3) Learn from Other Countries.

If Switzerland suddenly comes under political scrutiny, it’s crucial to let the Trump administration claim a win. Mexico recently set an example by making concessions that largely consisted of actions they were already taking. Yet the U.S. government was still able to present them as a major victory. In a case like this, Switzerland could emphasize the abolition of industrial tariffs or the purchase of the F-35.

Should Switzerland face tariffs, it would, of course, have the right to take countermeasures in accordance with World Trade Organization (WTO) rules. The best approach to this situation needs to be carefully assessed. Once again, there are lessons to be learned from abroad. A particularly interesting example is how China responded to tariffs during Trump’s first presidency. While China did impose retaliatory tariffs, they did so at a slightly lower level than the U.S., which helped de-escalate tensions. Meanwhile, this approach allowed them to signal to their own population that they would not be intimidated.

4) Push Back on U.S. Export Restrictions for AI Chips.

As a reminder, the export restrictions announced in January categorize countries into three groups, with export limits depending on the classification. The goal is to close potential loopholes that third countries could use to help China access restricted chips. Unlike Germany, France, or the UK, Switzerland was not classified as a “trusted country.”

Such export restrictions are problematic for an innovation hub like Switzerland. If Switzerland remains downgraded, only about 16,500 AI chips would be available per year. These would then need to be distributed among large companies, startups, and research institutions. It’s easy to see how this would create uncertainty.

The final implementation, however, is still pending. On one hand, U.S. companies abroad may be eligible for special permits. On the other hand, the regulations are currently undergoing a four-month comment period. It goes without saying that Switzerland, as the historical “Sister Republic” of the U.S., should make full use of this period to secure a place in the group of trusted countries in the future.

Furthermore, this measure originated from the previous administration.
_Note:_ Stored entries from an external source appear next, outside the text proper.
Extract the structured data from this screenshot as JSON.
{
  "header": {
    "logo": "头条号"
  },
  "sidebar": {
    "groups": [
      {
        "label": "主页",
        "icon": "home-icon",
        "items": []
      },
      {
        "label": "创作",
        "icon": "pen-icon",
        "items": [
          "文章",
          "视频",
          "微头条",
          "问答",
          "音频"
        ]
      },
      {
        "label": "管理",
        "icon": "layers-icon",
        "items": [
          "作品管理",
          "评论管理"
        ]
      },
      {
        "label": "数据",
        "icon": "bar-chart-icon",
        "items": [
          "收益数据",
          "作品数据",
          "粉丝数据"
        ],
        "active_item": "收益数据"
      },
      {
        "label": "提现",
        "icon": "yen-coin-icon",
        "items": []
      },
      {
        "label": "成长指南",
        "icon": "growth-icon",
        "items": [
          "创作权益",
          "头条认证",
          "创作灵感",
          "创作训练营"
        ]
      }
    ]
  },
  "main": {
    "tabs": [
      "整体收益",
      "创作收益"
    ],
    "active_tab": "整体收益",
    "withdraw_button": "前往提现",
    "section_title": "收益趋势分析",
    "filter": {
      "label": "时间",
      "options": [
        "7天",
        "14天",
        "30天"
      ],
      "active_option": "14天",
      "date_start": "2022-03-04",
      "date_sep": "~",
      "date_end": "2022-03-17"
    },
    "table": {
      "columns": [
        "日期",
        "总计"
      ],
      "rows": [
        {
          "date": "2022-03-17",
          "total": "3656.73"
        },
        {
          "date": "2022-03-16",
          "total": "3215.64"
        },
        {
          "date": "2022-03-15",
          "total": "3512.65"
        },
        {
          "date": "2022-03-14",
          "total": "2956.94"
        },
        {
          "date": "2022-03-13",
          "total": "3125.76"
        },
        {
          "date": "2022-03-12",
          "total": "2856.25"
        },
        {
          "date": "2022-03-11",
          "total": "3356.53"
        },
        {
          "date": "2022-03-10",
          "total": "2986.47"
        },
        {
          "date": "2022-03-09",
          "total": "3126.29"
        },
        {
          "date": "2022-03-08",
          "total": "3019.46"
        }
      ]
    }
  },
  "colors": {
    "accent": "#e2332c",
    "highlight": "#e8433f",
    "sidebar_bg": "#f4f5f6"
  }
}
It fits into a broader trend where security and economic policy are increasingly overlapping. In 2023, the U.S. designated certain key technologies, like semiconductors, as “Critical and Emerging Technologies” and tightened investment controls accordingly.

5) Focus on Sectoral Agreements for Free Trade with the U.S.

Free trade agreements (FTAs) are valuable not just with the U.S., but with all trading partners. Such trade facilitation measures increase the economic benefits for both sides. Naturally, Switzerland must consider local political realities when pursuing these agreements.

A comprehensive FTA with the U.S. would face significant challenges today. Switzerland would need to make concessions, particularly in agriculture, which are unlikely to be politically viable at home. However, as was the case during Trump’s first term, there could be room for liberalization steps in specific sectors.

Restarting exploratory talks on trade facilitation would be welcomed, not only from an economic policy perspective but also as a sign that the U.S.—contrary to current signals—is not closing itself off from the rules-based order. For a small, export-oriented economy like Switzerland, this would be particularly valuable.

6) Be Mindful of Collateral Damage.

Switzerland must also keep an eye on potential countermeasures from the EU. If retaliatory tariffs are imposed on all third countries, Switzerland would also be affected. This was the case in 2018 when the U.S. and the EU were in a dispute over tariffs on steel and aluminum. In the interest of stabilizing and further developing the bilateral relationship, Switzerland should urge the EU to exempt it from these countermeasures.